Originally posted at Dangerous Minds on 01/11/2016. Available here.
The kids thought the old man creepy. He had spidery legs, walked funny and was kinda misshapen. They told the younger kids he was a murderer, a weirdo and you don’t ever wanna go near his house. The grownups that knew him thought him a miser, a strange one, or that retired guy who’s always taking pictures. He had been a photographer—worked as a commercial photographer taking photos of ships, machines, or whatever the heck he was paid to shoot. Now he walked around New Orleans trying to take pictures with one of those newfangled hand cameras.
His name was E. J. Bellocq—John Ernest Joseph Bellocq. Nobody knew very much about him. He was a quiet man, kept himself to himself—which always sounds like the kind of thing said by neighbors after they find out they were living next door to particularly active serial killer. Bellocq was no serial killer—but he did have a secret life that only came to light after his death in 1949.

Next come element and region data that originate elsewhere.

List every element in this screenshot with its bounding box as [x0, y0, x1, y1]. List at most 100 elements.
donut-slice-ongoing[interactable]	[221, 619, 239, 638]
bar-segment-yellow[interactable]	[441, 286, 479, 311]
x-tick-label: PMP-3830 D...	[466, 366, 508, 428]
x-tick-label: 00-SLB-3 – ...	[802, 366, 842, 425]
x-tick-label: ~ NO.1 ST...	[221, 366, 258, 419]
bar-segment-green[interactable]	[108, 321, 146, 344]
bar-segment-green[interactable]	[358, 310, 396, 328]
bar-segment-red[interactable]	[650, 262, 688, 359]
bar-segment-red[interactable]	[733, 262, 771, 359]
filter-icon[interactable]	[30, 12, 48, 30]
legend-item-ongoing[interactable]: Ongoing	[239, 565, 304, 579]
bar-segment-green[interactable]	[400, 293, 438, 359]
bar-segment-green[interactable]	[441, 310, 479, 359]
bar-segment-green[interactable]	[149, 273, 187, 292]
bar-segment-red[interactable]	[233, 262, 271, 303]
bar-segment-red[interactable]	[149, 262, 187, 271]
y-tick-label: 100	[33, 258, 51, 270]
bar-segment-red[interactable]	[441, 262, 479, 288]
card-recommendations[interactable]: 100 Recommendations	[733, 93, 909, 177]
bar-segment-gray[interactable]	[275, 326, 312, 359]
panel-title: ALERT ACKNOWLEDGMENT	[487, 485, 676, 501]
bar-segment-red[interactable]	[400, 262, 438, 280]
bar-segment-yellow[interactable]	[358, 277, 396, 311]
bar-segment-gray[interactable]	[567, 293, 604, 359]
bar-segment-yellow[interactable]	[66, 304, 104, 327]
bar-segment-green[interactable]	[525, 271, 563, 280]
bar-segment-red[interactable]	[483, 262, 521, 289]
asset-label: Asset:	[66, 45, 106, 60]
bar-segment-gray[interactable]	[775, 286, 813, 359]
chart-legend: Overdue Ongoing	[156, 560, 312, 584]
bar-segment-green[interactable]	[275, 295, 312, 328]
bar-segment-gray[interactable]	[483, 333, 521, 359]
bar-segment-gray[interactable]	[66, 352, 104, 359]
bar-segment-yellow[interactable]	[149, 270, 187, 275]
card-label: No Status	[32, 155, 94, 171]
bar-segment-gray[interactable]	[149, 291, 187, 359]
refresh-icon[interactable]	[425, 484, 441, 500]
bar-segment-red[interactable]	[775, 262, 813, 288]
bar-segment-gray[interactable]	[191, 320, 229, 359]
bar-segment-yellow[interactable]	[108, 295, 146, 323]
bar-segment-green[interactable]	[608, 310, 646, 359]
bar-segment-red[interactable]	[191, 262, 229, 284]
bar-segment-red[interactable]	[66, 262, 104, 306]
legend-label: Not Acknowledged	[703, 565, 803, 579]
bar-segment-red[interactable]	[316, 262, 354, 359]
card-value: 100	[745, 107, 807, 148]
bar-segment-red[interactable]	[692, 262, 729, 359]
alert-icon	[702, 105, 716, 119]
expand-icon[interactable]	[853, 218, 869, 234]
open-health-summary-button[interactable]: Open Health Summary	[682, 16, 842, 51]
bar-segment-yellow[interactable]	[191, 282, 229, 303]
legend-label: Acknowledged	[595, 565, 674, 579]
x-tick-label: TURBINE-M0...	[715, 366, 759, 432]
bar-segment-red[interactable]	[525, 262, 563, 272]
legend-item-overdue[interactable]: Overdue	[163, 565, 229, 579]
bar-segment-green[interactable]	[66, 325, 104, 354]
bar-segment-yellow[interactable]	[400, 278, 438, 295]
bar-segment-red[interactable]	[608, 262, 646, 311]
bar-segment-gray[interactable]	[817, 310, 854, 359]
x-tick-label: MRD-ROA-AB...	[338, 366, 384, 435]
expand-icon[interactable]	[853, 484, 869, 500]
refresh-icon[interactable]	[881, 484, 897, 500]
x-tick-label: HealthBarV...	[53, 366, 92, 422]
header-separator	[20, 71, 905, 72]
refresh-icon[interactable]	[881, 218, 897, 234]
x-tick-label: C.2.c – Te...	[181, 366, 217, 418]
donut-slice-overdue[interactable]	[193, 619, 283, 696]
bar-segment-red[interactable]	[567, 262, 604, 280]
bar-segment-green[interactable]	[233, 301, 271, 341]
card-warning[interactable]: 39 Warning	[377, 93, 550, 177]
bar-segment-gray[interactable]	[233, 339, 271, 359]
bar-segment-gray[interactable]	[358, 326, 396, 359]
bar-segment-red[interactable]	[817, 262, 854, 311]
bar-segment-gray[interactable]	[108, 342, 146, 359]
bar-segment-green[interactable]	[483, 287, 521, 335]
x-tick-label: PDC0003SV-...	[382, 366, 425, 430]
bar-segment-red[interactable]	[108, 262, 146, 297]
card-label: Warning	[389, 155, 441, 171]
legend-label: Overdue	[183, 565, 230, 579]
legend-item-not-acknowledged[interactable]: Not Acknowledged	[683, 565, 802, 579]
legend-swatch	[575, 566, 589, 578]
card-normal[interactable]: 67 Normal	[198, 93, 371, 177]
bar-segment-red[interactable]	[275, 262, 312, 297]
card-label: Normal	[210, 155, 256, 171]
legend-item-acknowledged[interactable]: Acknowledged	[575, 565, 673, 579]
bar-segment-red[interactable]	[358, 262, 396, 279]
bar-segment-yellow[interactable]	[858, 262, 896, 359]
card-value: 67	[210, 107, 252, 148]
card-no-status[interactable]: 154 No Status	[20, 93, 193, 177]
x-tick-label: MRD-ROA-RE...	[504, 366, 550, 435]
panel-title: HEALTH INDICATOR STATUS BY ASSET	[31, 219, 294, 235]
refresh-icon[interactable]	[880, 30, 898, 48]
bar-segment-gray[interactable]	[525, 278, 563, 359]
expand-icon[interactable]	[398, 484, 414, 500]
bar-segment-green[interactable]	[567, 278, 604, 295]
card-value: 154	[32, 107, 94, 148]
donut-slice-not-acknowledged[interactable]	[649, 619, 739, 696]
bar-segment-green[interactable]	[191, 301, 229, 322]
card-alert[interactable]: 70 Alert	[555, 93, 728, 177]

In amongst his personal effects were about ninety glass plate photographs stored in his desk. These pictures were portraits of prostitutes from the red light district of Storyville circa 1912. They were portraits—often featuring the same women posed on chairs or standing in rooms where they worked their trade as prostitutes. Bellocq must have had a close—if not intimate—relationship with these women in order to gain their trust and have them pose so willingly. Portrait photography is a work of collaboration. These women are posing as they want to be seen—wearing furs or prized clothes, smiling with a pet dog, lying like one of Henri Matisse’s odalisques, or playing cards. The images are considered and composed. Other than that, we know very little about E. J. Bellocq and the women he photographed.
What we do learn is the historical conditions—the quality of rooms and brothels—these prostitutes lived and worked in around the turn of the last century in New Orleans. The rest we can imagine or fictionalize—as Louis Malle infamously did with his film (inspired by a song) of Bellocq’s relationship with an underage prostitute in Pretty Baby.